Physicians state that Heney’s escape from death was by a hair’s breadth. Had the bullet, striking as it did, taken any other course death would have been inevitable.

[408]

See [Chapter XXIII].

[409]

“Will they,” demanded The Call the morning after Heney had been shot down, “stop at nothing? Are not stealing, perjury, bribery, dynamiting, murder, enough? Must the course of justice in this community run the gamut of violence, as well as of slander and pettifogging obstruction?
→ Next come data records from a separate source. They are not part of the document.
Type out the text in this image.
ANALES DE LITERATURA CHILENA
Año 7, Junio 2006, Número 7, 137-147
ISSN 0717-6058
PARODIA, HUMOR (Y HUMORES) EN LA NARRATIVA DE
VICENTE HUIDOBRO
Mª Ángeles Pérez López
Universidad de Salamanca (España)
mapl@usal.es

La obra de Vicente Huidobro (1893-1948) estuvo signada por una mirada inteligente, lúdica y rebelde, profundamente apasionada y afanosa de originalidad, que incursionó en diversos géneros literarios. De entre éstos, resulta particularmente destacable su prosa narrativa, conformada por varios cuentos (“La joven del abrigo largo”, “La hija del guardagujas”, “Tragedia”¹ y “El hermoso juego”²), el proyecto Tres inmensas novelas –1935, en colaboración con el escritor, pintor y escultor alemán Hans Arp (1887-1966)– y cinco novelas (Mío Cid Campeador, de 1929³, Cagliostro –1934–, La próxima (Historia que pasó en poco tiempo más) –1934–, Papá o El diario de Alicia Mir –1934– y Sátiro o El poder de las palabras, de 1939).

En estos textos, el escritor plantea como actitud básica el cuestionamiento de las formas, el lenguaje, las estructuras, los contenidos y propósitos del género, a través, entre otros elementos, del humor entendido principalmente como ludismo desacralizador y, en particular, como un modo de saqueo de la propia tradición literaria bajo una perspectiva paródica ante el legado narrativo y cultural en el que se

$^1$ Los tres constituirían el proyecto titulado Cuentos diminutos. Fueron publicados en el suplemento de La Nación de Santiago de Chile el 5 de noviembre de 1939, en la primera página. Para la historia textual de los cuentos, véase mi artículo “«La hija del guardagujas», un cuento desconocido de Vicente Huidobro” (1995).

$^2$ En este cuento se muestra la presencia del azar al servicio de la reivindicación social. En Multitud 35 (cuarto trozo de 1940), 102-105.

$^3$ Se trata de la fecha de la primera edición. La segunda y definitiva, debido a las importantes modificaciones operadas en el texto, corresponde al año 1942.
“Apparently it must. But there is at least no longer any reason to doubt where the responsibility lies. A bare chance, the momentary tremor of an assassin’s hand, may have saved the life of Francis J. Heney to this community. There will be no tremor in the finger of scorn that points past the miserable wretch that did the shooting to the men that inspired it. A worthless crank, of course. It always is. Dirty hands for dirty work. But softer hands and keener brains plan it. And the community will waste no wrath on the miserable tool, now cowering in jail. It was not he who has dogged the steps of Francis J. Heney these two years with hired thugs. It was not he who has filled the courtrooms with professional ruffians. It was not he who dynamited Gallagher—or hired it done. Least of all was it he who made a joke of that crime and sought to make a joke and a byword of the heroic Heney—‘poor Beany.’”

[410]

While Heney lay wounded at San Francisco, and Haas lay dead, another tragedy growing out of the Graft Prosecution was being enacted on the other side of the globe. John Krause, who had been T. V. Halsey’s assistant at the time of the Pacific States Telephone briberies, killed himself on the steamer Adriatic as it plied from Cherbourg, France, to Queenstown, Ireland. Krause had disappeared from San Francisco in December, 1907. It was never charged that Krause was a principal to the bribery transactions, or that he had even guilty knowledge of them. His only possible connection with the graft cases was as a witness against the Pacific States Telephone and Telegraph Company officials.

[411]

“A great work,” said Hiram W. Johnson, in an interview printed in the San Francisco Call, November 14, 1908, “undertaken and accomplished, though not yet wholly completed, has been retarded for a day by an assassin’s bullet. When Frank Heney fell today while in the performance of his duty, decency and the right were stricken. For two years this one man has persevered in the right, for right’s sake alone. Without compensation, sacrificing a great legal practice, giving without complaint the best years of his life, Francis J. Heney, facing all the combined forces of evil in this community and State, has stood unflinchingly at his post, making the fight that is the fight of all of us. Daily abuse and vilification have been his portion and reward. In spite of it, where a weaker man would have faltered, Heney has persevered. He has done in seeking to make equality before the law an assurance in this State, all that a strong and a brave man could do. Were he to pass away tonight he’d need no other monument than the work he has done. For generations his expose of rottenness in San Francisco, his prosecutions of the criminal rich will live and make this city and State better. He has been shot simply because he was fighting for the right. Not alone has he been wounded; but the community and the commonwealth have suffered the injury.